5 Ways To Fix The Morning Mood

Josh Bunch
4 min readMay 2, 2019


It’s getting tougher to bounce out of bed with a spring in my step.

I’m not stiff or anything like that, and I don’t stay up too late or sleep with the TV on. It’s because of other people. The same type of people I’ve been dealing with for decades. And it’s getting worse.

Don’t get me wrong, I love what I do, it’s just getting harder to do it. Like the Instagram expert who hasn’t got a clue, the “morning mood” is multiplying. It looks like the coworker who says “don’t talk to me before coffee,” the student who “just can’t focus before 9 am,” and the friend you always let text you first, for fear of disrupting their “beauty sleep.”

The problem isn’t that these personality types don’t like getting up early, it’s that they still surround themselves with others, and basically expect everyone else to deal with them. Or worse yet, they expect people like me — people in the service industry — to do all the work for them.

Am I responsible for the mood of those who come to me for help? Partly, yes, but not entirely. It’s a two-way street … kinda like life! And no matter how much someone hates mornings, they still have a responsibility to everyone around them. It’s called being consistent. That means the way you are in the afternoon, after coffee, or just before sunset, should be the same as it is when you get up.

If that sounds entirely unnatural, then get to work on the steps below.
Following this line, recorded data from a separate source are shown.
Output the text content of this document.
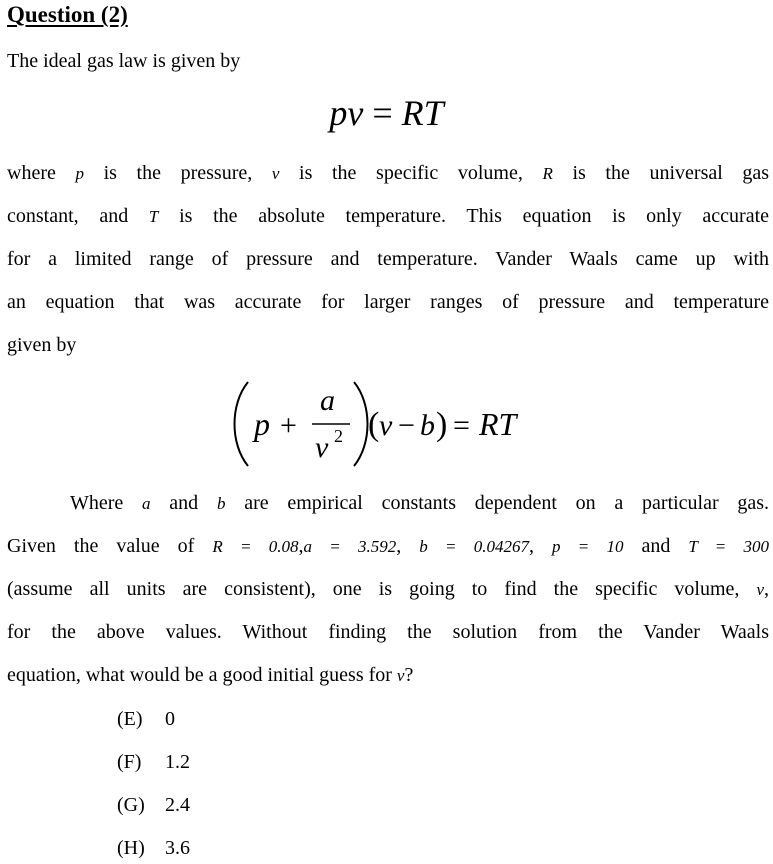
Question (2)
The ideal gas law is given by
pv = RT
where p is the pressure, v is the specific volume, R is the universal gas
constant, and T is the absolute temperature. This equation is only accurate
for a limited range of pressure and temperature. Vander Waals came up with
an equation that was accurate for larger ranges of pressure and temperature
given by
p +
a
v 2 ( v − b ) = RT
Where a and b are empirical constants dependent on a particular gas.
Given the value of R = 0.08,a = 3.592, b = 0.04267, p = 10 and T = 300
(assume all units are consistent), one is going to find the specific volume, v,
for the above values. Without finding the solution from the Vander Waals
equation, what would be a good initial guess for v?
(E) 0
(F) 1.2
(G) 2.4
(H) 3.6
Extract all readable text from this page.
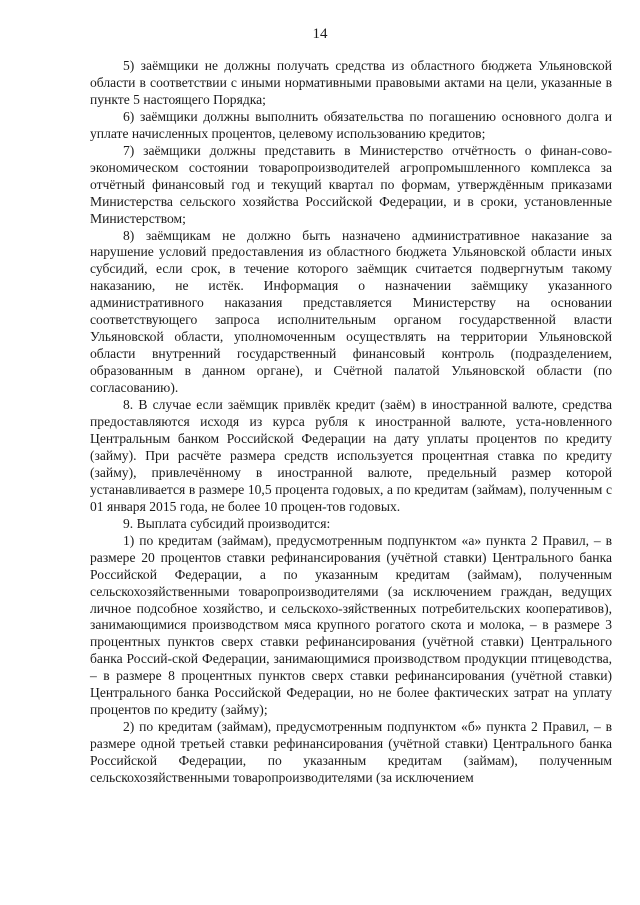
14

5) заёмщики не должны получать средства из областного бюджета Ульяновской области в соответствии с иными нормативными правовыми актами на цели, указанные в пункте 5 настоящего Порядка;

6) заёмщики должны выполнить обязательства по погашению основного долга и уплате начисленных процентов, целевому использованию кредитов;

7) заёмщики должны представить в Министерство отчётность о финан-сово-экономическом состоянии товаропроизводителей агропромышленного комплекса за отчётный финансовый год и текущий квартал по формам, утверждённым приказами Министерства сельского хозяйства Российской Федерации, и в сроки, установленные Министерством;

8) заёмщикам не должно быть назначено административное наказание за нарушение условий предоставления из областного бюджета Ульяновской области иных субсидий, если срок, в течение которого заёмщик считается подвергнутым такому наказанию, не истёк. Информация о назначении заёмщику указанного административного наказания представляется Министерству на основании соответствующего запроса исполнительным органом государственной власти Ульяновской области, уполномоченным осуществлять на территории Ульяновской области внутренний государственный финансовый контроль (подразделением, образованным в данном органе), и Счётной палатой Ульяновской области (по согласованию).

8. В случае если заёмщик привлёк кредит (заём) в иностранной валюте, средства предоставляются исходя из курса рубля к иностранной валюте, уста-новленного Центральным банком Российской Федерации на дату уплаты процентов по кредиту (займу). При расчёте размера средств используется процентная ставка по кредиту (займу), привлечённому в иностранной валюте, предельный размер которой устанавливается в размере 10,5 процента годовых, а по кредитам (займам), полученным с 01 января 2015 года, не более 10 процен-тов годовых.

9. Выплата субсидий производится:

1) по кредитам (займам), предусмотренным подпунктом «а» пункта 2 Правил, – в размере 20 процентов ставки рефинансирования (учётной ставки) Центрального банка Российской Федерации, а по указанным кредитам (займам), полученным сельскохозяйственными товаропроизводителями (за исключением граждан, ведущих личное подсобное хозяйство, и сельскохо-зяйственных потребительских кооперативов), занимающимися производством мяса крупного рогатого скота и молока, – в размере 3 процентных пунктов сверх ставки рефинансирования (учётной ставки) Центрального банка Россий-ской Федерации, занимающимися производством продукции птицеводства, – в размере 8 процентных пунктов сверх ставки рефинансирования (учётной ставки) Центрального банка Российской Федерации, но не более фактических затрат на уплату процентов по кредиту (займу);

2) по кредитам (займам), предусмотренным подпунктом «б» пункта 2 Правил, – в размере одной третьей ставки рефинансирования (учётной ставки) Центрального банка Российской Федерации, по указанным кредитам (займам), полученным сельскохозяйственными товаропроизводителями (за исключением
But first, understand this; it takes work. You think guys like me who’d much rather stay up all night, just leap out of bed smiling? Nope, I’m actively trying to be “up.” To be “on.” More importantly, I’m trying to be consistent because that’s what everyone deserves. It isn’t easy, but it’s the right thing to do.

Get up earlier

Most of us need a second to ourselves in the morning. Some of us need two.

If you’re the type of person who needs a bigger runway to take off, then man up and get up. Instead of seven snoozes and a morning full of forgetful faces, get up and meditate. Sit alone and get your mind right before you have to deal with everyone else.

Smile with your eyes

A smile is one of the simplest ways to show others you care for them enough NOT to be a total killjoy. But not just any smile, a smile so wide it forces you to open your eyes a little wider. It’s what I call, a working smile.

For me, a little grin when I’m chatting is natural. But a smile, not so much. So I actively contort my face to look more pleasing. And it works. Almost immediately, people respond more favorably to me. Shocking, I know, but when you actually try to look pleasant, people want to be around you.

Use your words

It’s brutal having to drag a coherent sentence out of someone in the morning. It makes you wonder how they can survive the day when you can barely hear a word they say, let alone understand them.

So speak with authority. And keep it up all day long. Act like everyone you are talking to is hard of hearing. I’ve found that the louder I am, within reason, the better my day.

Shake hands

I’m sure there are studies somewhere that will back me up, but there’s something about a real handshake that sparks a fire. Maybe it’s just the act of gripping aggressively, or maybe it’s the physical contact with another human; whatever it is, early morning handshakes are a great way to show you care.

Get Cold

In the winter, I roll out of bed nearly naked and head straight to the porch with my pups, bladders bursting. And instead of using the weather app on my phone to check the temperature, I take a walk outside and see for myself. Talk about a wake-up call!

When it’s warm, I’ll jump in a hot shower — hot as I can tolerate. After I’m sufficiently warm, I’ll turn the knob to cold and take 10 deep breaths under the chill. The entire act takes maybe five minutes and makes a huge difference when it comes to my morning mood, and it’s one of the first things I recommend to all my athletes.

It doesn’t matter if you’re a morning person or not, what matters is you’re a person, and if you’re doing life around other people, you need to hold up your end of the bargain. Maybe that means employing one or more of the techniques above. Or maybe that means putting yourself in other’s shoes and asking hard questions; Would I like me in the morning as well as the evening? Am I adding to my environment, or sucking the life from it? Am I responsible, or am I making others be responsible for me?



Josh Bunch

Bunch is one of those rare humans who only talks about what he knows; fitness, food, philosophy, and movies. And puppies.